Kundra gave a shout out to his federal IT spending dashboard, a new site which tracks where federal agencies are spending all that money, and FlyOnTime.us. The latter is a free service that lets you track domestic airline fights using data from the Bureau of Transportation Statistics now being published through Data.gov.

(If you regularly fly from JFK to SFO, for example, try to get on Delta Flight 615. FlyOnTime says that, on average, that plane gets in 21 minutes earlier than scheduled.)

Noveck highlighted TSA's internal Idea Factory, the collaborative promise hub Pledgebank, Connecticut's CityScan project which pairs senior citizens and young people in cleaning up derelict land use sites, and Carrotmob, a San Francisco-based social entrepreneurial project built on the "buycott" model; shoppers pool their purchasing power and use it to reward businesses that commit to going green.

Ornstein of the American Enterprise Institute argued that while "it's a real challenge to find a public square in an extended republic" like our own, in the future those public meeting points will no doubt occur over broadband.

That future is now, said Rasiej. In the 2008 U.S. presidential election, there were 1.3 billion views of political videos created outside the confines of traditional political campaigns. Some, like will.i.am's "Yes We Can" and "Obama Girl" were wildly popular. Others were viewed only a few thousand or few hundred times. What had once been conversations happening around the water cooler at work are now "on steroids."

The wonder of the web, said Rasiej, is that it turned his bulk-emailing parents "into 21st century political pamphleteers and they don't even know it."
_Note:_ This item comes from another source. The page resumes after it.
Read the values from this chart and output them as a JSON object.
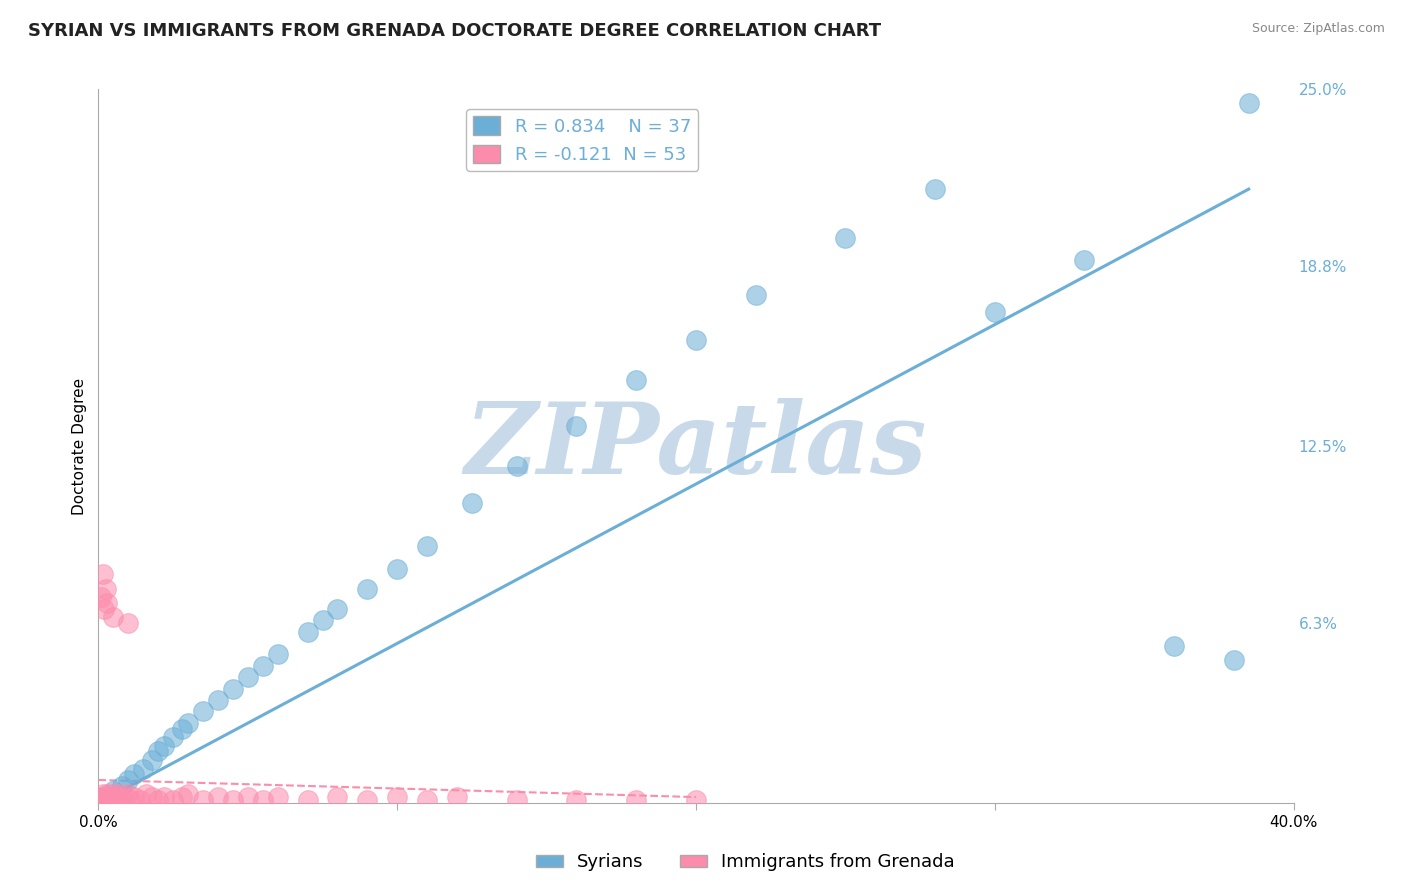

An audience member raised the concern that e-government and digital civic engagement exacerbates the digital divide by amplifying those whose voices already get heard. Richard argued that that's exactly why we need to focus in on broadband, and why it should be treated like textbooks and school lunches -- a necessary footstool for those working to get ahead.

And you don't think the digital divide is widening on its own, said Rasiej, consider the state of tech in American businesses and American schools ten years ago. Back then, there's was rough parity.

Today, as schools lag badly, he said, the only business people whose business cards don't list an email addresses are committed Luddites or those doing it to make a point.